Becky es de esas personas que, no importa lo que tú hagas, el destino se va a empeñar en ponerte por delante. Como para demostrarte que quien manda es él y que no te puedes saltar a la torera lo que tiene preparado para ti. Yo de mayor quiero ser como Becky.
Becky es un poco rusa, un poco israelí, un poco canadiense y, ahora, también un mucho birmana. Becky, a sus 22 años, lo mismo te habla de política, que de economía, de relaciones humanas o de cocina. Lo mismo juega al fútbol que planta árboles en sus ratos libres. Y lo mejor de todo, lo hace como quien no quiere la cosa, sin darle importancia, sin darse importancia. Como hacen los grandes de verdad.
Conocí a Becky por su generosidad. Tras pasar una noche en su casa en Mae Sot gracias al maravilloso mundo de couchsurfing, el azar nos unió de nuevo solo unos días después, en Hpa An, y después en Yangón, compartiendo habitación, totalmente por casualidad y sin haberlo buscado ni sabido.

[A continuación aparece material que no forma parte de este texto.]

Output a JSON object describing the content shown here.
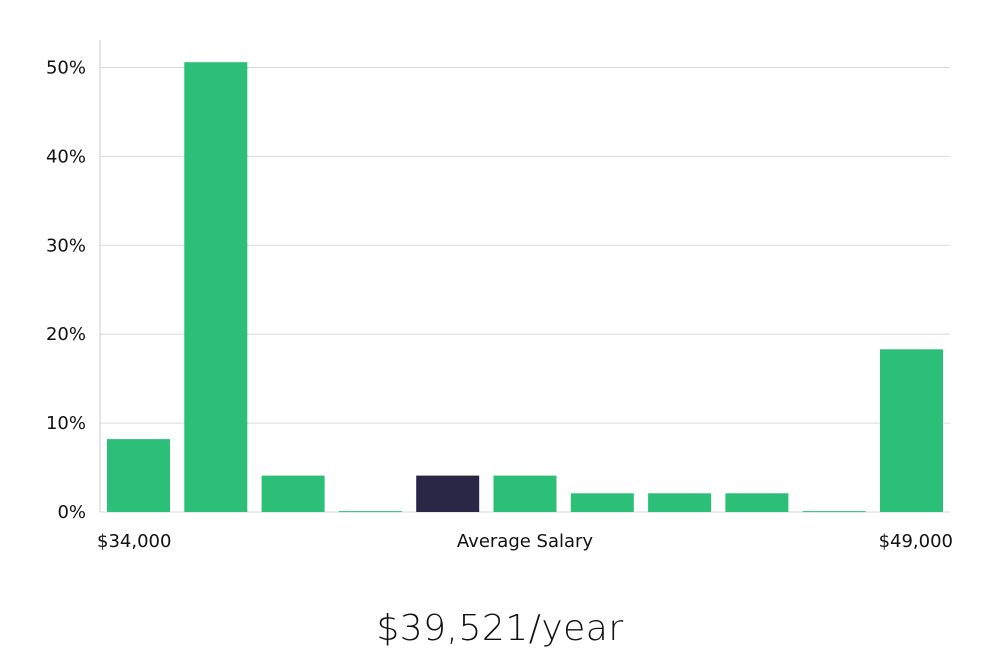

Si el destino no se hubiese interpuesto entre nosotras, me hubiese quedado con la primera no-impresión de Becky. De la chica jovencísima, correcta, amable y educada de la primera noche pasé a descubrir a la mujer brillante, divertida, loca, inteligente, que corre en medio de un bando de palomas sin miedo a que le caguen encima. Yangón me puso delante a la Becky amiga, a la que puedes confiar secretos, la que tiene la cabeza mucho mejor amueblada que muchos amigos de mi edad. La Becky soñadora, idealista y la que lucha por esos sueños y esos ideales.
Yangón me regaló a Becky y su amistad. Y el destino volvió a regalarme otro encuentro con ella. Sin planearlo, como tiene que ser; casi por sorpresa. Esta vez coincidimos en Siem Reap, en Camboya, donde descubrí que los templos de Angkor se disfrutan más si están rodeados de alegría, de conocimiento, de agudeza mental y de ganas de comprender al otro.

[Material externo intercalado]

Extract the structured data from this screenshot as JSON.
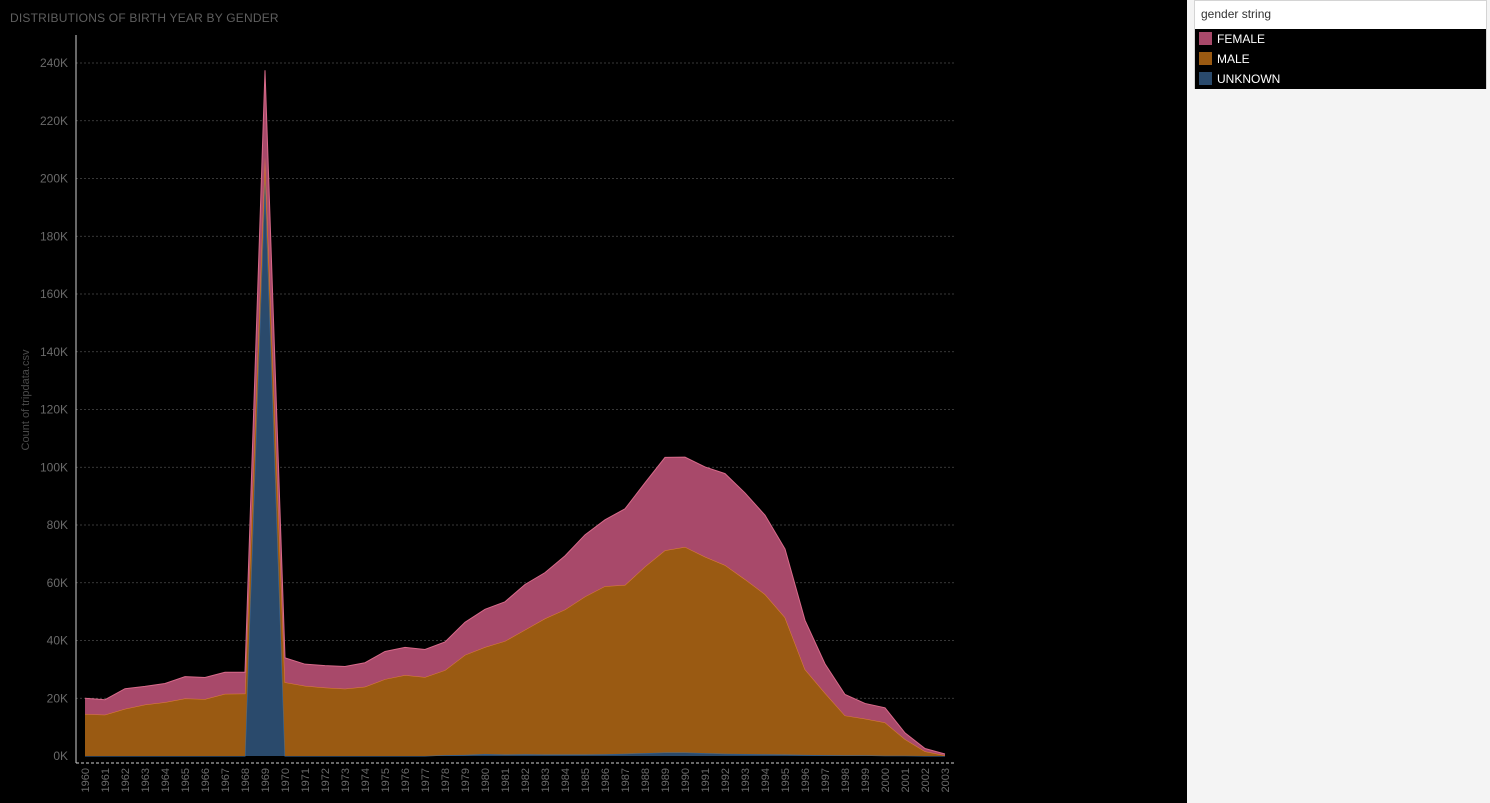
{
  "title": "DISTRIBUTIONS OF BIRTH YEAR BY GENDER",
  "legend": {
    "title": "gender string",
    "items": [
      {
        "label": "FEMALE",
        "color": "#a8496a"
      },
      {
        "label": "MALE",
        "color": "#9a5a12"
      },
      {
        "label": "UNKNOWN",
        "color": "#2a4a6c"
      }
    ]
  },
  "chart_data": {
    "type": "area",
    "stacked": true,
    "title": "DISTRIBUTIONS OF BIRTH YEAR BY GENDER",
    "xlabel": "",
    "ylabel": "Count of tripdata.csv",
    "ylim": [
      0,
      240000
    ],
    "yticks": [
      "0K",
      "20K",
      "40K",
      "60K",
      "80K",
      "100K",
      "120K",
      "140K",
      "160K",
      "180K",
      "200K",
      "220K",
      "240K"
    ],
    "grid": true,
    "legend_position": "right",
    "categories": [
      "1960",
      "1961",
      "1962",
      "1963",
      "1964",
      "1965",
      "1966",
      "1967",
      "1968",
      "1969",
      "1970",
      "1971",
      "1972",
      "1973",
      "1974",
      "1975",
      "1976",
      "1977",
      "1978",
      "1979",
      "1980",
      "1981",
      "1982",
      "1983",
      "1984",
      "1985",
      "1986",
      "1987",
      "1988",
      "1989",
      "1990",
      "1991",
      "1992",
      "1993",
      "1994",
      "1995",
      "1996",
      "1997",
      "1998",
      "1999",
      "2000",
      "2001",
      "2002",
      "2003"
    ],
    "series": [
      {
        "name": "UNKNOWN",
        "color": "#2a4a6c",
        "values": [
          0,
          0,
          0,
          0,
          0,
          0,
          0,
          0,
          0,
          200000,
          0,
          0,
          0,
          0,
          0,
          0,
          0,
          0,
          300,
          400,
          700,
          500,
          600,
          500,
          500,
          500,
          600,
          800,
          1000,
          1200,
          1200,
          1000,
          800,
          700,
          600,
          500,
          400,
          300,
          200,
          200,
          100,
          100,
          0,
          0
        ]
      },
      {
        "name": "MALE",
        "color": "#9a5a12",
        "values": [
          14500,
          14300,
          16300,
          17800,
          18600,
          19900,
          19700,
          21500,
          21600,
          7500,
          25500,
          24300,
          23700,
          23300,
          24000,
          26600,
          28000,
          27300,
          29400,
          34600,
          37000,
          39300,
          43100,
          47100,
          50200,
          54700,
          58200,
          58400,
          64600,
          70000,
          71200,
          68000,
          65300,
          60500,
          55400,
          47500,
          29600,
          21500,
          13800,
          12700,
          11500,
          5700,
          1600,
          200
        ]
      },
      {
        "name": "FEMALE",
        "color": "#a8496a",
        "values": [
          5500,
          5200,
          7000,
          6300,
          6500,
          7600,
          7500,
          7500,
          7400,
          30000,
          8500,
          7500,
          7600,
          7700,
          8300,
          9600,
          9600,
          9600,
          9800,
          11300,
          13100,
          13600,
          15700,
          15900,
          18600,
          21400,
          23000,
          26400,
          29000,
          32200,
          31100,
          31100,
          31700,
          29900,
          27400,
          23700,
          17000,
          10100,
          7300,
          5300,
          5100,
          2200,
          1000,
          500
        ]
      }
    ]
  }
}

Pero aún quedaba otra coincidencia espacio-temporal más. En Phnom Penh aprovechamos para perdernos juntas en moto por el caótico tráfico asiático, apoyarnos al conocer las atrocidades de los jemeres rojos y asegurarnos que dejaríamos que el destino siguiese poniéndonos en el camino de la otra de vez en cuando.
Becky es la prueba de que hay hilos que, una vez que se cruzan, quedan enredados por mucho tiempo y tiran el uno del otro aunque haya miles de kilómetros que los separen. A veces sin ni siquiera proponérselo.